Hut I stayed in for two days
I rested for two hours escaping the extreme heat. At 4pm I heard wailing which I took as a sign that the funeral proceedings were starting again. Back at the hut it was time to view the body again. I noticed that the villagers were taking photos of the deceased. I noticed a gap in the crowd so decided that I would move forward to view the body. I wanted to see who it was we were saying goodbye too. Tobias noticed me and pulled me into the crowd taking me next to the coffin. The young man lay in the coffin dressed in a suit. He had typical Timorese features – large nose, full lips and fuzzy hair. Tobias indicated for me to take a photo, I politely declined as that did not feel like something I should be doing. I took one last look at the body. It looked like wax figure. I haven’t seen many dead bodies in my time. He looked peaceful though and I was glad to have seen him. During this viewing a different group of people were becoming overwhelmed with their grief. I found myself absorbed by the atmosphere that was being created by such real and raw sadness. Their honesty and public display of heartache was admirable. No one was ashamed of crying. There was a real sense of community grief and support.

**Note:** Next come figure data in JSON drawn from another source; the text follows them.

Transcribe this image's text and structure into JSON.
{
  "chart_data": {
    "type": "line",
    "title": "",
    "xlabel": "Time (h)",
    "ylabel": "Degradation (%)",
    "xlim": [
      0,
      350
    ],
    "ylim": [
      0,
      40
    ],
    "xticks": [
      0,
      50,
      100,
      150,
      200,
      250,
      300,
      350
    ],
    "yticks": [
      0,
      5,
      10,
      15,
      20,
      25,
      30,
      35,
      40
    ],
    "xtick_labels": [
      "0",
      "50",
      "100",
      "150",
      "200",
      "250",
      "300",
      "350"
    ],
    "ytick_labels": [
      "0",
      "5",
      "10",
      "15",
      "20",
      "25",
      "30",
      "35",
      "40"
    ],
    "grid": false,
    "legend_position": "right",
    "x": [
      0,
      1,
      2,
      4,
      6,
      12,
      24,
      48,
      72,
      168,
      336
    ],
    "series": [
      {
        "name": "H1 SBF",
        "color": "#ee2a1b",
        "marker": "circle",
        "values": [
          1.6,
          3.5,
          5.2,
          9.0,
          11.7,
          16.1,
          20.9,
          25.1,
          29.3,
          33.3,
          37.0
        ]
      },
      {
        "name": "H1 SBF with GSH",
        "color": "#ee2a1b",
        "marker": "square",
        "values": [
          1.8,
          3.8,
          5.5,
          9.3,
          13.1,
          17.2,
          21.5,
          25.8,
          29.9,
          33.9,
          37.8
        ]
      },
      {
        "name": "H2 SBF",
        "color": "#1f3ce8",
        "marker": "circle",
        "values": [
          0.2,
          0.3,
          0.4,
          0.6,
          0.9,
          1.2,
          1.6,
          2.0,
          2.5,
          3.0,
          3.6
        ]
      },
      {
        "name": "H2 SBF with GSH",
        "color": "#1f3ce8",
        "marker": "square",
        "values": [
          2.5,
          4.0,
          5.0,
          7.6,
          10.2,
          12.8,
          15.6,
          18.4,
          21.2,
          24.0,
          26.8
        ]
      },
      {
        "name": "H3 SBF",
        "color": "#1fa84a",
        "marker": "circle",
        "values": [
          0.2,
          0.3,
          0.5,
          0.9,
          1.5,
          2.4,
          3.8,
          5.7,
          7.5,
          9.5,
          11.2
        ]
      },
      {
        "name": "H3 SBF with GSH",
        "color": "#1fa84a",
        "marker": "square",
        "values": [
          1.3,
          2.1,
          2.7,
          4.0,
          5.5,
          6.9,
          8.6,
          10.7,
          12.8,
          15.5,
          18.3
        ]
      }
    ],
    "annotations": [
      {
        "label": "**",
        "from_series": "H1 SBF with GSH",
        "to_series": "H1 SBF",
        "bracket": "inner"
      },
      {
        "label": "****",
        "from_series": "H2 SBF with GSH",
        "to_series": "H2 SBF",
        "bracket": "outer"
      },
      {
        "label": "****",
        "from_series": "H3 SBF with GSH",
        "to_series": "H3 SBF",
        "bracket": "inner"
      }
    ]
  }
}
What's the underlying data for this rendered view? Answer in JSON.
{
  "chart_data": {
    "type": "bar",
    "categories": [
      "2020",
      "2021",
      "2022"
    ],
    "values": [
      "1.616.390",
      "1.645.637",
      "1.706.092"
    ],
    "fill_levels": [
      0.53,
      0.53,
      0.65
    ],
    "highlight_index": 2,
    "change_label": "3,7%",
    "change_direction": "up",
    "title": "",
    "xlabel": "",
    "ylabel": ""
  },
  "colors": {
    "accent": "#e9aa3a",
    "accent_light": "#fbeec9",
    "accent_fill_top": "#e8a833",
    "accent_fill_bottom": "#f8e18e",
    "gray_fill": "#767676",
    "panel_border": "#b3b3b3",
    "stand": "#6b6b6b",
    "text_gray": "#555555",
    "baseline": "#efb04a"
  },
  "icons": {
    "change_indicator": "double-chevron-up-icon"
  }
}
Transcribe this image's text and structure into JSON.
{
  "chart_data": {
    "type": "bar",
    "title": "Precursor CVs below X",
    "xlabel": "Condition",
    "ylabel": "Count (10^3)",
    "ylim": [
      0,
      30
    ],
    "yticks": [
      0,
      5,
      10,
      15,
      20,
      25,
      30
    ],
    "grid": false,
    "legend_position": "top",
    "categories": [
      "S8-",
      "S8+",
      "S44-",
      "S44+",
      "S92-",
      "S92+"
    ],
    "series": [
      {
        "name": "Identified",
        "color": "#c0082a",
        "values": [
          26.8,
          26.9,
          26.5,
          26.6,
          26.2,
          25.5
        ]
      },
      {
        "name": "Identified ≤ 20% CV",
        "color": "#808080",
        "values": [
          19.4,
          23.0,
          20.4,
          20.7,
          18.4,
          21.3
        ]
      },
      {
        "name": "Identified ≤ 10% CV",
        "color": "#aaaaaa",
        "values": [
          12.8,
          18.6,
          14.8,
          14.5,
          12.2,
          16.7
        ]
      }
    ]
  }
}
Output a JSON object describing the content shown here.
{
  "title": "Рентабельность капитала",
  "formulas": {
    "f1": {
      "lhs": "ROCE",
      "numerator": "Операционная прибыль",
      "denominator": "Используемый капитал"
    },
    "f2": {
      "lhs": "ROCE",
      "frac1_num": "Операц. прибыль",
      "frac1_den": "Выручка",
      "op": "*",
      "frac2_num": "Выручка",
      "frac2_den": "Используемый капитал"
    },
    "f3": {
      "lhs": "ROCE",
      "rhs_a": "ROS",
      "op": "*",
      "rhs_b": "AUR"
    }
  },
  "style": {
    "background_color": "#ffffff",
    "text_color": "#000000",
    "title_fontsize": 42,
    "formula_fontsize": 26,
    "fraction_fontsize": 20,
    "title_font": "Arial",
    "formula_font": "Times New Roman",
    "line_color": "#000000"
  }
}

When it came time to carry the coffin to be buried the simple wooden box was wrapped in a traditional Timorese tai. A wooden crossed with the young mans name carved into it was carried at the front of the procession and the entire village accompanied the coffin to the cemetery on the beach. A prayer led by the village paster was spoken, a song was sung and each person placed a rock into the grave. The grave was then filled in and the family placed flowers on the grave. Everyone was silent bar the people wailing with grief.
Grieving friends and family
The last thing to be placed on the coffin was a large blue flower wreath. The family turned to me and pointed. I awkwardly placed the wreath on the grave. I felt honoured but also slightly uncomfortable at being seen as someone important enough to do this. Candles were then lit and placed around the grave. We all stood around the grave which looked out onto an incredible view of the ocean.
Burying their loved one
The funeral had been very confronting. The grief of the loved ones had been public, loud and upsetting. I’ve been conditioned to be quiet and solemn at funerals. In the west we are taught to keep our emotion inside. Crying is for the privacy of your home. Why is that? When we loose a loved one why do we hide our grief? This funeral challenged my thinking on how to deal with grief. I saw a village come together, support one another and allow each other the space to be as loud and as distressed as they felt they needed to be. I’d watched as people had fallen apart with grief; screaming, crying, not being able to stand, faces covered in mucus. These same people would then eventually become calm, quiet and peaceful. Their grief realised, shared and expressed. I’ll be forever grateful for being invited into this experience. The funeral was beautiful, eye-opening and confronting. I’ll never forget it.